Expectations of performance were a little different in 1964 of course; if the “sports car” Volkswagen’s ad-writers had in mind was say, the Austin-Healey Sprite, then one imagines a briskly-driven Variant might indeed keep up.

The boast of an 85mph cruising speed probably wasn’t unwarranted either. By 1964 the Type 3’s 1.5-litre boxer four made a modest 44bhp, or 53bhp in Super form – neither a huge number.

But like all aircooled VWs to that point, the engine was designed very much with flat-out running in mind. It might take a while to get to 85mph, and it might not go much faster, but you could probably stay there all day without that low-revving flat-four complaining.

Sports car performance was only part of the brief, anyway. As the big pile of kit (apparently sourced from Selfridges) implies, the VW could do all this with the back end stuffed to the rafters with… well, stuff.

Volkswagen Variant advert

More than you’d have got in a Beetle, that’s for sure, and like a handful of modern electric cars, one of the Variant’s party tricks was usable luggage space in both the front and back.

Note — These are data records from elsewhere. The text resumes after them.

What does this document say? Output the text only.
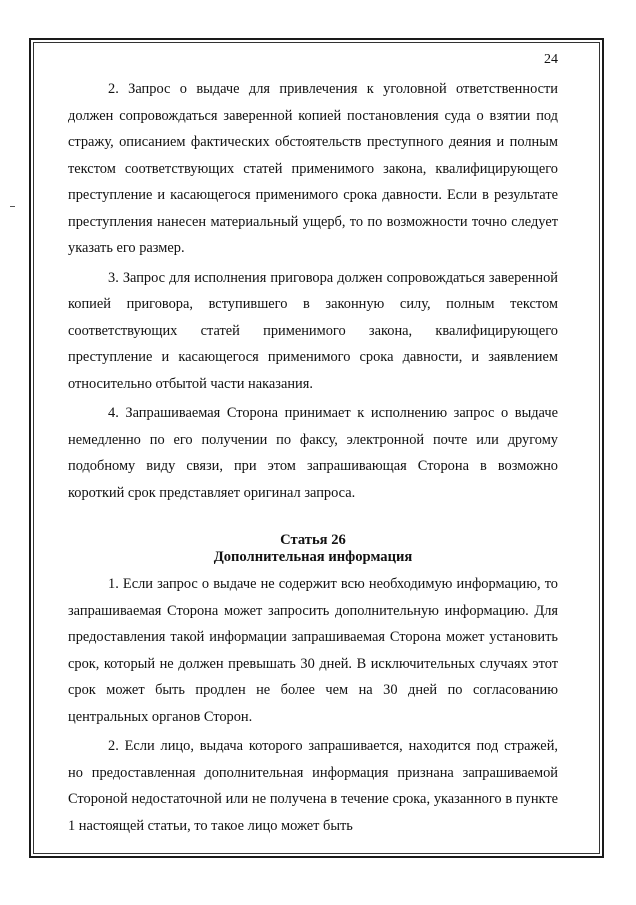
24

2. Запрос о выдаче для привлечения к уголовной ответственности должен сопровождаться заверенной копией постановления суда о взятии под стражу, описанием фактических обстоятельств преступного деяния и полным текстом соответствующих статей применимого закона, квалифицирующего преступление и касающегося применимого срока давности. Если в результате преступления нанесен материальный ущерб, то по возможности точно следует указать его размер.

3. Запрос для исполнения приговора должен сопровождаться заверенной копией приговора, вступившего в законную силу, полным текстом соответствующих статей применимого закона, квалифицирующего преступление и касающегося применимого срока давности, и заявлением относительно отбытой части наказания.

4. Запрашиваемая Сторона принимает к исполнению запрос о выдаче немедленно по его получении по факсу, электронной почте или другому подобному виду связи, при этом запрашивающая Сторона в возможно короткий срок представляет оригинал запроса.

Статья 26

Дополнительная информация

1. Если запрос о выдаче не содержит всю необходимую информацию, то запрашиваемая Сторона может запросить дополнительную информацию. Для предоставления такой информации запрашиваемая Сторона может установить срок, который не должен превышать 30 дней. В исключительных случаях этот срок может быть продлен не более чем на 30 дней по согласованию центральных органов Сторон.

2. Если лицо, выдача которого запрашивается, находится под стражей, но предоставленная дополнительная информация признана запрашиваемой Стороной недостаточной или не получена в течение срока, указанного в пункте 1 настоящей статьи, то такое лицо может быть
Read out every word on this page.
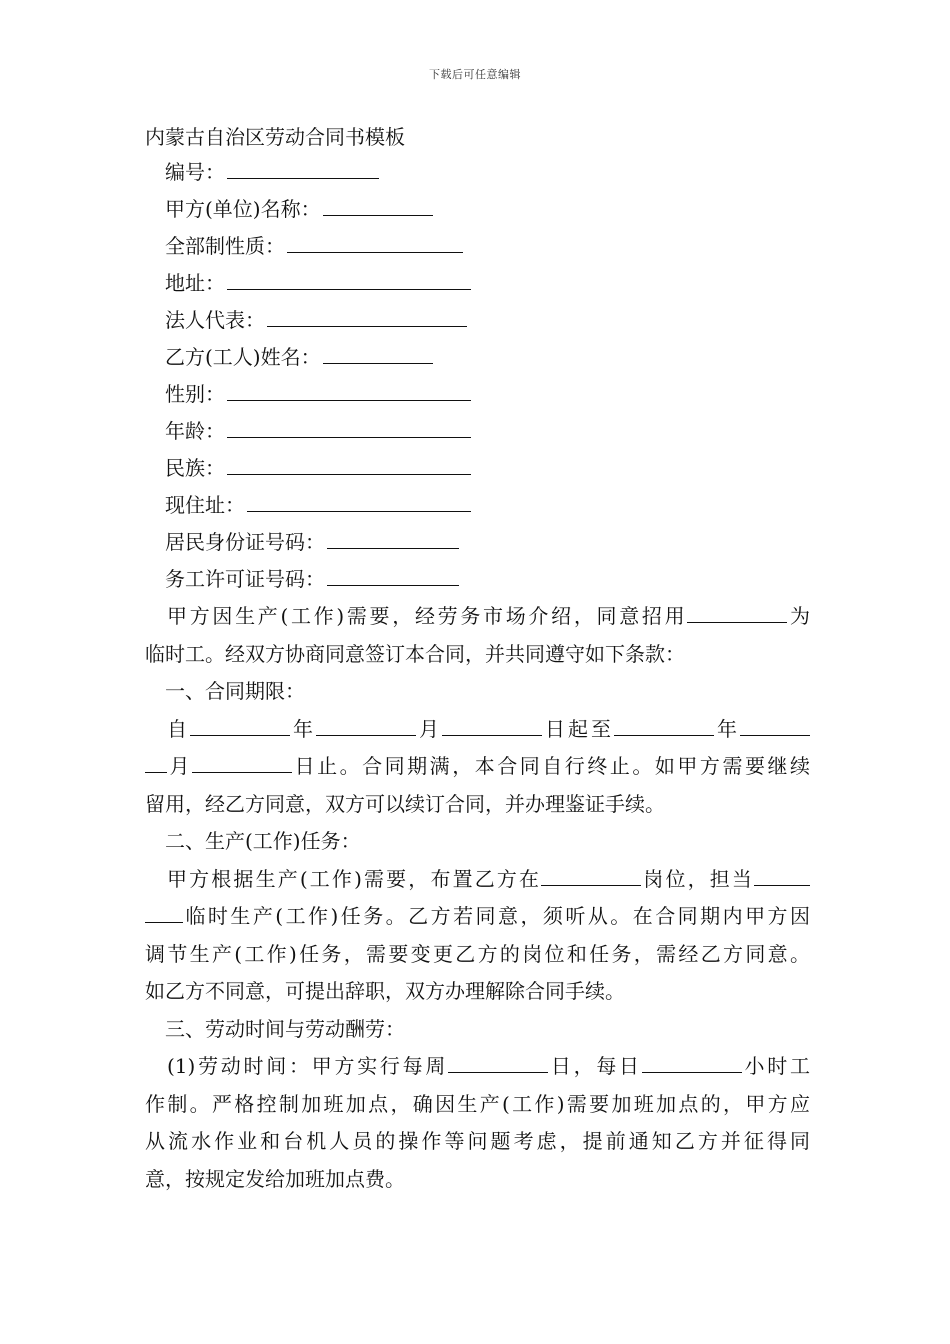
下载后可任意编辑
内蒙古自治区劳动合同书模板
编号：
甲方(单位)名称：
全部制性质：
地址：
法人代表：
乙方(工人)姓名：
性别：
年龄：
民族：
现住址：
居民身份证号码：
务工许可证号码：
甲方因生产(工作)需要，经劳务市场介绍，同意招用	为
临时工。经双方协商同意签订本合同，并共同遵守如下条款：
一、合同期限：
自	年	月	日起至	年
月	日止。合同期满，本合同自行终止。如甲方需要继续
留用，经乙方同意，双方可以续订合同，并办理鉴证手续。
二、生产(工作)任务：
甲方根据生产(工作)需要，布置乙方在	岗位，担当
临时生产(工作)任务。乙方若同意，须听从。在合同期内甲方因
调节生产(工作)任务，需要变更乙方的岗位和任务，需经乙方同意。
如乙方不同意，可提出辞职，双方办理解除合同手续。
三、劳动时间与劳动酬劳：
(1)劳动时间：甲方实行每周	日，每日	小时工
作制。严格控制加班加点，确因生产(工作)需要加班加点的，甲方应
从流水作业和台机人员的操作等问题考虑，提前通知乙方并征得同
意，按规定发给加班加点费。
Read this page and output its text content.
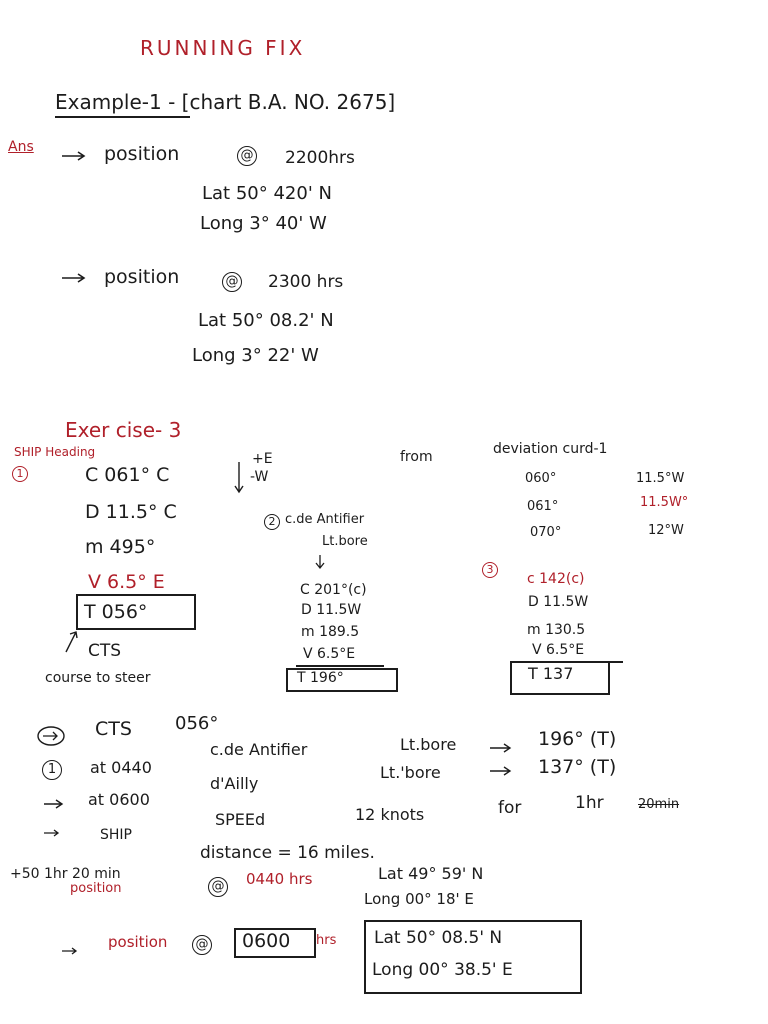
RUNNING FIX
Example-1 - [chart B.A. NO. 2675]
Ans	position	@ 2200hrs
Lat 50° 420' N
Long 3° 40' W
position	@ 2300 hrs
Lat 50° 08.2' N
Long 3° 22' W
Exer cise- 3
SHIP Heading
1	C 061° C
+E
-W
from	deviation curd-1
060°	11.5°W
061°	11.5W°
070°	12°W
D 11.5° C
m 495°
V 6.5° E
T 056°
CTS
course to steer
2 c.de Antifier
Lt.bore
C 201°(c)
D 11.5W
m 189.5
V 6.5°E
T 196°
3
c 142(c)
D 11.5W
m 130.5
V 6.5°E
T 137
CTS 056°
1	at 0440
c.de Antifier	Lt.bore	196° (T)
at 0600
d'Ailly
Lt.'bore	137° (T)
SHIP
SPEEd	12 knots	for	1hr	20min
+50 1hr 20 min
distance = 16 miles.
position	@ 0440 hrs	Lat 49° 59' N
Long 00° 18' E
position @ 0600 hrs Lat 50° 08.5' N
Long 00° 38.5' E
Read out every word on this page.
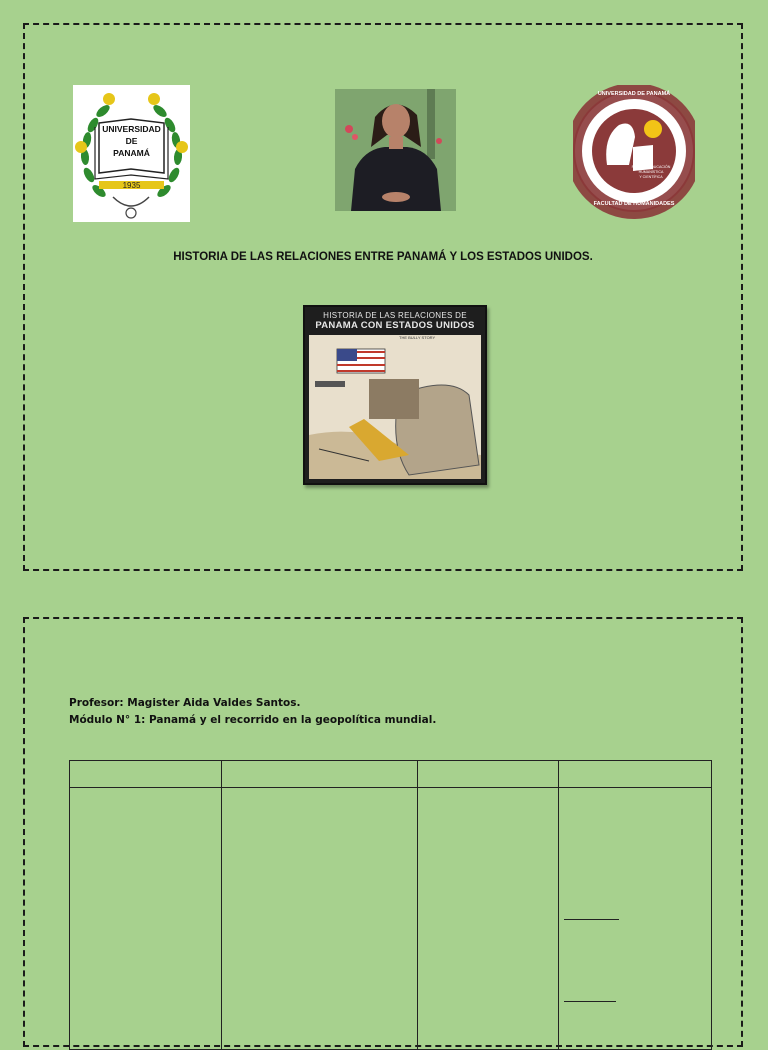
UNIVERSIDAD
DE
PANAMÁ
1935
UNIVERSIDAD DE PANAMÁ
POR UNA EDUCACIÓN
HUMANÍSTICA
Y CIENTÍFICA
FACULTAD DE HUMANIDADES
HISTORIA DE LAS RELACIONES ENTRE PANAMÁ Y LOS ESTADOS UNIDOS.
HISTORIA DE LAS RELACIONES DE
PANAMA CON ESTADOS UNIDOS
THE BULLY STORY
Profesor: Magister Aida Valdes Santos.
Módulo N° 1: Panamá y el recorrido en la geopolítica mundial.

VW made good use of its flat engines in the Type 3, notably changing the Beetle’s bulky cooling setup for a more compact unit.

You could then squeeze a luggage space on top, supplementing the one under the bonnet at the front, which itself was more practical than a Beetle, since the spare wheel had a bit more space to live upright behind what would normally be a grille.

Strangely, it took a while for VW to introduce the Type 3 into what you’d think to be its most obvious market: the United States. North America bought Beetles in droves but clearly had a thing for larger cars, so what amounted to effectively a bigger Beetle should have been over there from its 1961 launch. Instead, it took until 1966, was naturally well-received, and is now probably the best place to find rust-free Type 3s of all shapes and sizes.

One shape not yet mentioned, but crammed into the bottom of the ad, was the fancy one: the Karmann-Ghia. The Type 34 “Razor Edge” Ghia was introduced the same year as the Type 3, 1961, and sat on its platform.

This wasn’t really a sports car either, of course, but if you didn’t need to carry half of Selfridges around with you, it was arguably a bit closer to the definition than the Variant.